Le Testament de Heiligenstadt, Beethoven, le 6 octobre 1802. « Ô vous, hommes qui pensez que je suis un être haineux, obstiné, misanthrope, ou qui me faites passer pour tel, comme vous êtes injustes ! Vous ignorez la raison secrète de ce qui vous paraît ainsi. […] Songez que depuis six ans je suis frappé d’un mal terrible, que des médecins incompétents ont aggravé. D’année en année, déçu par l’espoir d’une amélioration, […] j’ai dû m’isoler de bonne heure, vivre en solitaire, loin du monde. […] Si jamais vous lisez ceci un jour, alors pensez que vous n’avez pas été justes avec moi, et que le malheureux se console en trouvant quelqu’un qui lui ressemble et qui, malgré tous les obstacles de la Nature, a tout fait cependant pour être admis au rang des artistes et des hommes de valeur. »
À la lecture de cette correspondance, Beethoven apparaît sous un tout autre jour. C’est un musicien qui tente de cacher son handicap. Il est incompris de la société et ne peut pas en parler. Il est dans une position très délicate : il a besoin de son métier pour subvenir à ses besoins. Sa surdité grandissante met en péril ses rentrées d’argent et la pérennité de son emploi. Il sait qu’il devra arrêter d’être interprète … Malgré des compétences et un don indéniable, nombre aurait abandonné toute carrière musicale au vu de ses difficultés. Et pourtant… L’histoire montre qu’il reste encore de belles réussites à venir pour le musicien.
UNE CONTRAINTE CRÉATRICE

Beethoven, compositeur culte s’il en est, est donc un personnage contrasté. La vie de ce compositeur phare de la musique classique a été semée d'embûches. Dépression, idées suicidaires, handicap et maladie, les différentes épreuves de la vie l’ont placé dans une solitude qui a profondément impacté son œuvre.Néanmoins, les dernières œuvres de Beethoven et ce n’auraient pas existé sans sa surdité : son héritage existe grâce et à cause de son handicap.
En un sens, la contrainte apportée par son handicap peut être vue comme une force créatrice ; sa surdité l’a empêché de se consacrer uniquement à l’interprétation et l’a poussé vers la composition, où il a connu ses plus grands succès et a acquis une gloire éternelle. Sa surdité lui a également permis de penser en dehors des cases : il a ainsi créé des sonates qui exploitaientjusqu’aux limites les possibilités du piano de l’époque, propulsé par sa créativité musicale sans limite.

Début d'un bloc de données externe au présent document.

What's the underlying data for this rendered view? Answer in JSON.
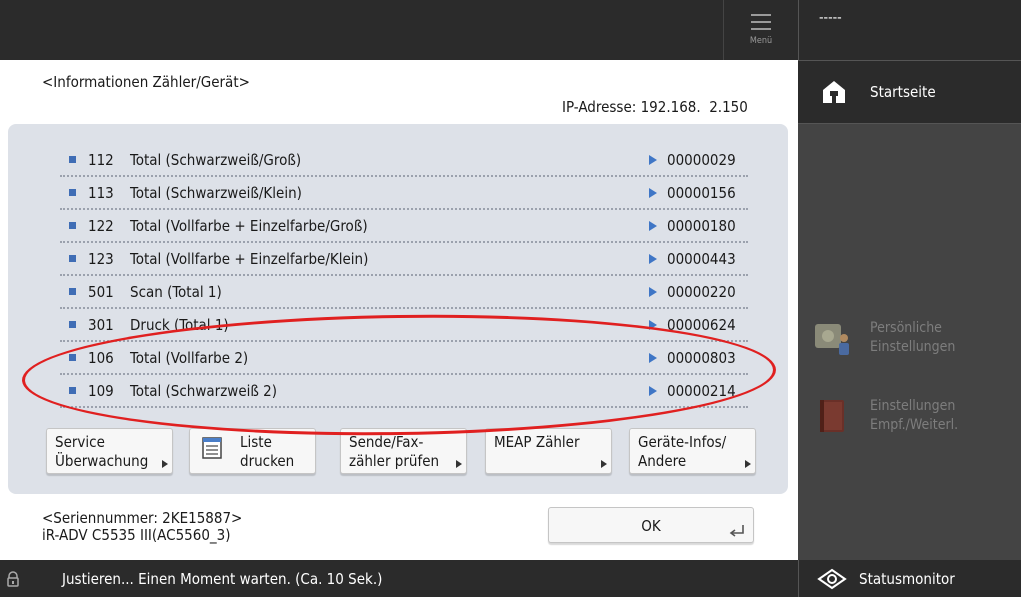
{
  "header": {
    "menu_label": "Menü",
    "user": "-----"
  },
  "page": {
    "title": "<Informationen Zähler/Gerät>",
    "ip_address": "IP-Adresse: 192.168.  2.150"
  },
  "counters": [
    {
      "num": "112",
      "label": "Total (Schwarzweiß/Groß)",
      "value": "00000029"
    },
    {
      "num": "113",
      "label": "Total (Schwarzweiß/Klein)",
      "value": "00000156"
    },
    {
      "num": "122",
      "label": "Total (Vollfarbe + Einzelfarbe/Groß)",
      "value": "00000180"
    },
    {
      "num": "123",
      "label": "Total (Vollfarbe + Einzelfarbe/Klein)",
      "value": "00000443"
    },
    {
      "num": "501",
      "label": "Scan (Total 1)",
      "value": "00000220"
    },
    {
      "num": "301",
      "label": "Druck (Total 1)",
      "value": "00000624"
    },
    {
      "num": "106",
      "label": "Total (Vollfarbe 2)",
      "value": "00000803"
    },
    {
      "num": "109",
      "label": "Total (Schwarzweiß 2)",
      "value": "00000214"
    }
  ],
  "buttons": {
    "service": {
      "line1": "Service",
      "line2": "Überwachung"
    },
    "print_list": {
      "line1": "Liste",
      "line2": "drucken"
    },
    "send_fax": {
      "line1": "Sende/Fax-",
      "line2": "zähler prüfen"
    },
    "meap": {
      "line1": "MEAP Zähler",
      "line2": ""
    },
    "device_info": {
      "line1": "Geräte-Infos/",
      "line2": "Andere"
    }
  },
  "footer": {
    "serial": "<Seriennummer: 2KE15887>",
    "model": "iR-ADV C5535 III(AC5560_3)",
    "ok_label": "OK"
  },
  "status_bar": {
    "message": "Justieren... Einen Moment warten. (Ca. 10   Sek.)"
  },
  "sidebar": {
    "home": "Startseite",
    "personal_1": "Persönliche",
    "personal_2": "Einstellungen",
    "settings_1": "Einstellungen",
    "settings_2": "Empf./Weiterl.",
    "status_monitor": "Statusmonitor"
  },
  "colors": {
    "annotation": "#e02020",
    "bullet": "#3f6db5",
    "panel": "#dde1e8",
    "dark": "#2b2b2b"
  }
}
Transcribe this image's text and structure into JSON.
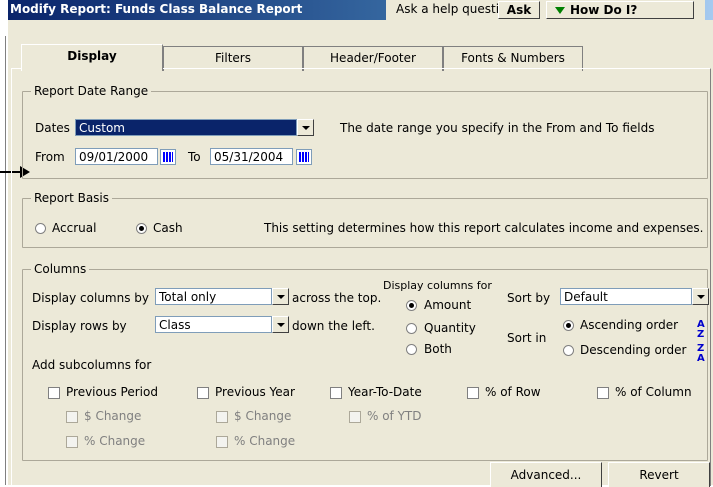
{
  "window": {
    "title": "Modify Report: Funds Class Balance Report",
    "help_prompt": "Ask a help question",
    "ask_label": "Ask",
    "how_do_i_label": "How Do I?"
  },
  "tabs": [
    {
      "label": "Display",
      "active": true
    },
    {
      "label": "Filters"
    },
    {
      "label": "Header/Footer"
    },
    {
      "label": "Fonts & Numbers"
    }
  ],
  "date_range": {
    "group_label": "Report Date Range",
    "dates_label": "Dates",
    "dates_value": "Custom",
    "hint": "The date range you specify in the From and To fields",
    "from_label": "From",
    "from_value": "09/01/2000",
    "to_label": "To",
    "to_value": "05/31/2004"
  },
  "report_basis": {
    "group_label": "Report Basis",
    "accrual_label": "Accrual",
    "cash_label": "Cash",
    "selected": "Cash",
    "hint": "This setting determines how this report calculates income and expenses."
  },
  "columns": {
    "group_label": "Columns",
    "display_columns_by_label": "Display columns by",
    "display_columns_by_value": "Total only",
    "across_label": "across the top.",
    "display_rows_by_label": "Display rows by",
    "display_rows_by_value": "Class",
    "down_label": "down the left.",
    "display_columns_for_label": "Display columns for",
    "amount_label": "Amount",
    "quantity_label": "Quantity",
    "both_label": "Both",
    "sort_by_label": "Sort by",
    "sort_by_value": "Default",
    "sort_in_label": "Sort in",
    "ascending_label": "Ascending order",
    "descending_label": "Descending order",
    "add_subcolumns_label": "Add subcolumns for",
    "subcolumns": {
      "previous_period": "Previous Period",
      "previous_year": "Previous Year",
      "year_to_date": "Year-To-Date",
      "pct_row": "% of Row",
      "pct_column": "% of Column",
      "pp_dollar_change": "$ Change",
      "pp_pct_change": "% Change",
      "py_dollar_change": "$ Change",
      "py_pct_change": "% Change",
      "pct_ytd": "% of YTD"
    }
  },
  "buttons": {
    "advanced": "Advanced...",
    "revert": "Revert"
  }
}
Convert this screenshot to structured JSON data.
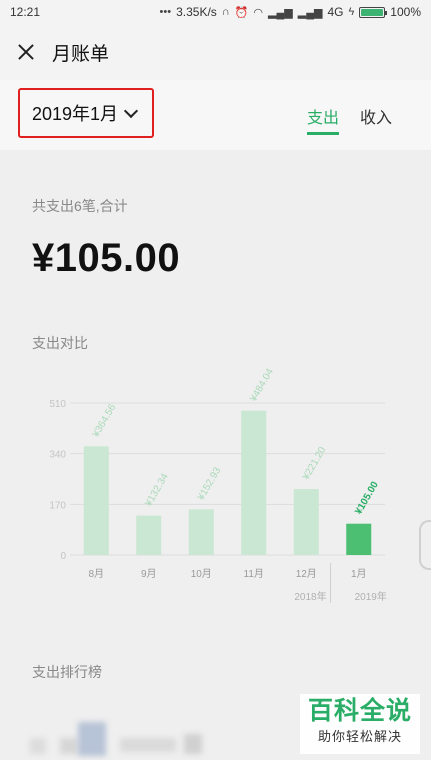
{
  "status_bar": {
    "time": "12:21",
    "dots": "•••",
    "speed": "3.35K/s",
    "network": "4G",
    "battery": "100%"
  },
  "header": {
    "title": "月账单"
  },
  "filter": {
    "month": "2019年1月",
    "tabs": [
      {
        "label": "支出",
        "active": true
      },
      {
        "label": "收入",
        "active": false
      }
    ]
  },
  "summary": {
    "label": "共支出6笔,合计",
    "amount": "¥105.00"
  },
  "sections": {
    "chart_title": "支出对比",
    "ranking_title": "支出排行榜"
  },
  "watermark": {
    "main": "百科全说",
    "sub": "助你轻松解决"
  },
  "colors": {
    "accent": "#2aae67",
    "bar": "#c9e7d2",
    "bar_active": "#4cbf73",
    "highlight_border": "#e02020"
  },
  "chart_data": {
    "type": "bar",
    "categories": [
      "8月",
      "9月",
      "10月",
      "11月",
      "12月",
      "1月"
    ],
    "years": [
      {
        "label": "2018年",
        "after_index": 4
      },
      {
        "label": "2019年",
        "after_index": 5
      }
    ],
    "values": [
      364.56,
      132.34,
      152.93,
      484.04,
      221.2,
      105.0
    ],
    "value_labels": [
      "¥364.56",
      "¥132.34",
      "¥152.93",
      "¥484.04",
      "¥221.20",
      "¥105.00"
    ],
    "active_index": 5,
    "yticks": [
      "0",
      "170",
      "340",
      "510"
    ],
    "ylim": [
      0,
      510
    ],
    "grid": true
  }
}
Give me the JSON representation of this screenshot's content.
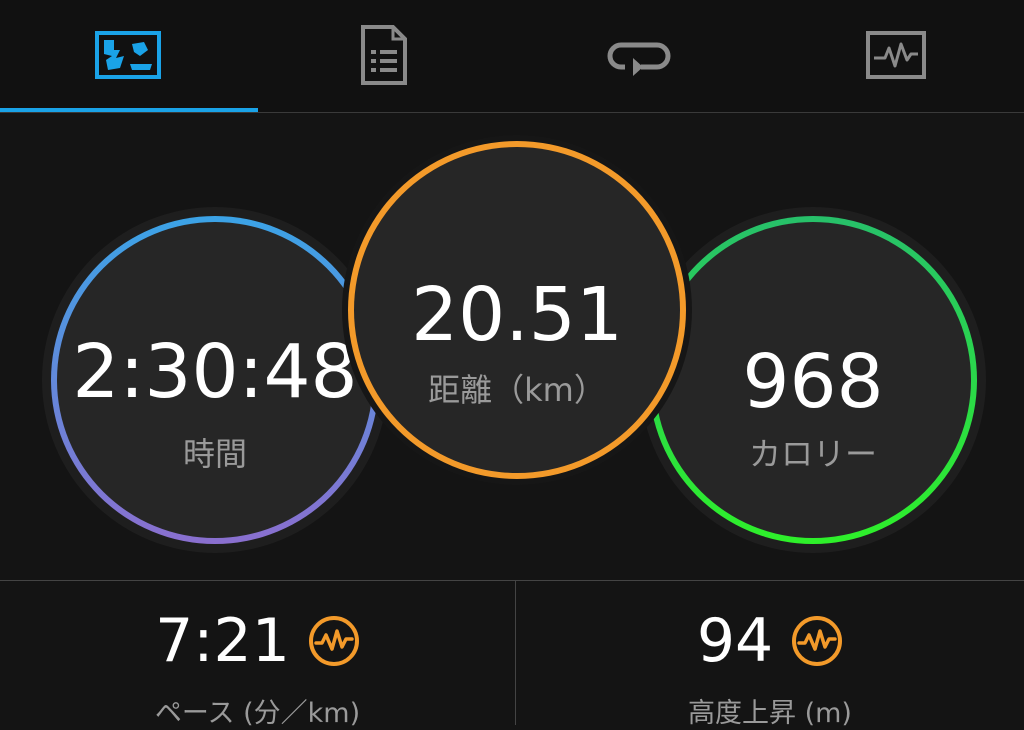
{
  "tabs": [
    {
      "icon": "activity-map-icon",
      "active": true
    },
    {
      "icon": "stats-document-icon",
      "active": false
    },
    {
      "icon": "laps-loop-icon",
      "active": false
    },
    {
      "icon": "chart-monitor-icon",
      "active": false
    }
  ],
  "colors": {
    "accent_blue": "#1aa3e8",
    "time_ring": [
      "#3ba3e6",
      "#8a6fcf"
    ],
    "distance_ring": "#f39a2a",
    "calories_ring": [
      "#27c06a",
      "#2ef02a"
    ],
    "stat_icon": "#f39a2a"
  },
  "summary": {
    "time": {
      "value": "2:30:48",
      "label": "時間"
    },
    "distance": {
      "value": "20.51",
      "label": "距離（km）"
    },
    "calories": {
      "value": "968",
      "label": "カロリー"
    }
  },
  "stats": {
    "pace": {
      "value": "7:21",
      "label": "ペース (分／km)",
      "icon": "pulse-chart-icon"
    },
    "elevation": {
      "value": "94",
      "label": "高度上昇 (m)",
      "icon": "pulse-chart-icon"
    }
  }
}
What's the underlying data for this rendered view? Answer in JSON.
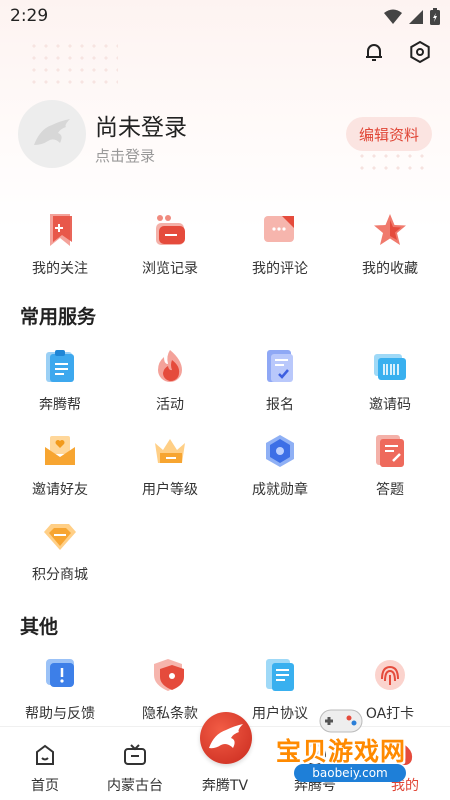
{
  "status_bar": {
    "time": "2:29"
  },
  "profile": {
    "name": "尚未登录",
    "subtitle": "点击登录",
    "edit_button": "编辑资料"
  },
  "quick_actions": [
    {
      "label": "我的关注",
      "icon": "bookmark-icon"
    },
    {
      "label": "浏览记录",
      "icon": "history-icon"
    },
    {
      "label": "我的评论",
      "icon": "comment-icon"
    },
    {
      "label": "我的收藏",
      "icon": "star-icon"
    }
  ],
  "common_services": {
    "title": "常用服务",
    "items": [
      {
        "label": "奔腾帮",
        "icon": "clipboard-icon"
      },
      {
        "label": "活动",
        "icon": "flame-icon"
      },
      {
        "label": "报名",
        "icon": "signup-form-icon"
      },
      {
        "label": "邀请码",
        "icon": "barcode-icon"
      },
      {
        "label": "邀请好友",
        "icon": "envelope-heart-icon"
      },
      {
        "label": "用户等级",
        "icon": "crown-icon"
      },
      {
        "label": "成就勋章",
        "icon": "medal-icon"
      },
      {
        "label": "答题",
        "icon": "quiz-icon"
      },
      {
        "label": "积分商城",
        "icon": "diamond-icon"
      }
    ]
  },
  "others": {
    "title": "其他",
    "items": [
      {
        "label": "帮助与反馈",
        "icon": "feedback-icon"
      },
      {
        "label": "隐私条款",
        "icon": "shield-icon"
      },
      {
        "label": "用户协议",
        "icon": "document-icon"
      },
      {
        "label": "OA打卡",
        "icon": "fingerprint-icon"
      }
    ]
  },
  "bottom_nav": [
    {
      "label": "首页",
      "icon": "home-icon"
    },
    {
      "label": "内蒙古台",
      "icon": "tv-icon"
    },
    {
      "label": "奔腾TV",
      "icon": "horse-logo-icon"
    },
    {
      "label": "奔腾号",
      "icon": "compass-icon"
    },
    {
      "label": "我的",
      "icon": "profile-icon"
    }
  ],
  "watermark": {
    "text": "宝贝游戏网",
    "url": "baobeiy.com"
  },
  "colors": {
    "accent": "#e04636",
    "accent_light": "#fbe4e1"
  }
}
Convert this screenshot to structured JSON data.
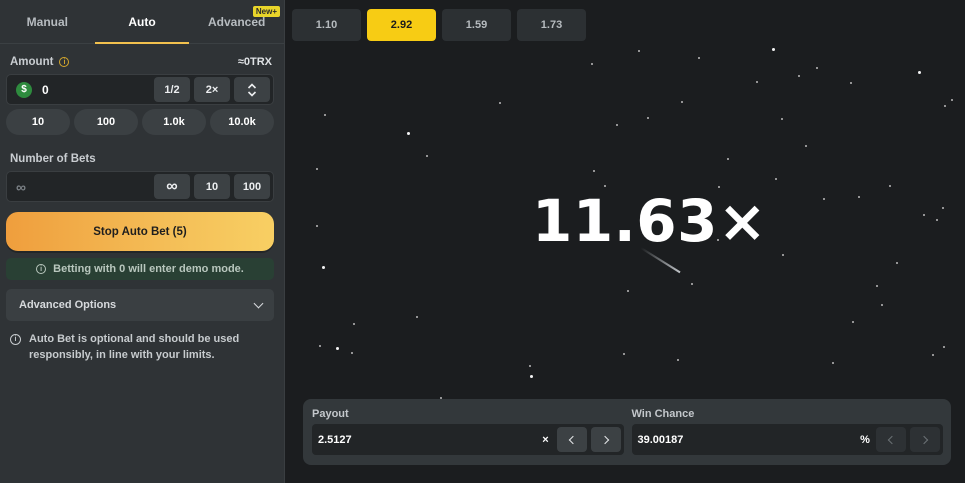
{
  "tabs": [
    {
      "label": "Manual"
    },
    {
      "label": "Auto"
    },
    {
      "label": "Advanced",
      "badge": "New+"
    }
  ],
  "amount": {
    "label": "Amount",
    "approx": "≈0TRX",
    "currency_symbol": "$",
    "value": "0",
    "half_label": "1/2",
    "double_label": "2×",
    "quick_values": [
      "10",
      "100",
      "1.0k",
      "10.0k"
    ]
  },
  "bets": {
    "label": "Number of Bets",
    "value": "∞",
    "options": [
      "∞",
      "10",
      "100"
    ]
  },
  "stop_button": "Stop Auto Bet (5)",
  "demo_notice": "Betting with 0 will enter demo mode.",
  "advanced_options": "Advanced Options",
  "auto_note": "Auto Bet is optional and should be used responsibly, in line with your limits.",
  "history": [
    {
      "value": "1.10",
      "hit": false
    },
    {
      "value": "2.92",
      "hit": true
    },
    {
      "value": "1.59",
      "hit": false
    },
    {
      "value": "1.73",
      "hit": false
    }
  ],
  "multiplier": "11.63×",
  "payout": {
    "label": "Payout",
    "value": "2.5127",
    "unit": "×"
  },
  "win_chance": {
    "label": "Win Chance",
    "value": "39.00187",
    "unit": "%"
  },
  "colors": {
    "accent": "#f7cc14",
    "stop_gradient_start": "#ef9e3d",
    "stop_gradient_end": "#f8cf63",
    "demo_bg": "#294034"
  }
}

Cela ne s’est pas fait sans accrocs. Ses contemporains jugeaient la majeure partie de ses symphonies injouables et pensaient qu’il n’avait plus conscience des possibilités sonores. Ill s’est aussi fait huer à plusieurs reprises lors de ses concerts. Mais le compositeur avait conscience d’écrire pour les générations futures et que son époque n’était pas prête pour les bouleversements musicaux qu’il proposait. Beethoven était en avance sur son temps et a préparé l’évolution vers le romantisme.
Sans ces difficultés, la philosophie de Beethoven aurait été tout à fait différente. Elle présente un message humaniste et universel et imprègne sa musique : l’admiration pour la vie, la force humaine et le pouvoir de la solidarité. Son œuvre la plus célèbre, la Neuvième symphonie dont fait partie l’Ode à la joie, est la preuve ultime du triomphe de la joie et de la fraternité sur le désespoir.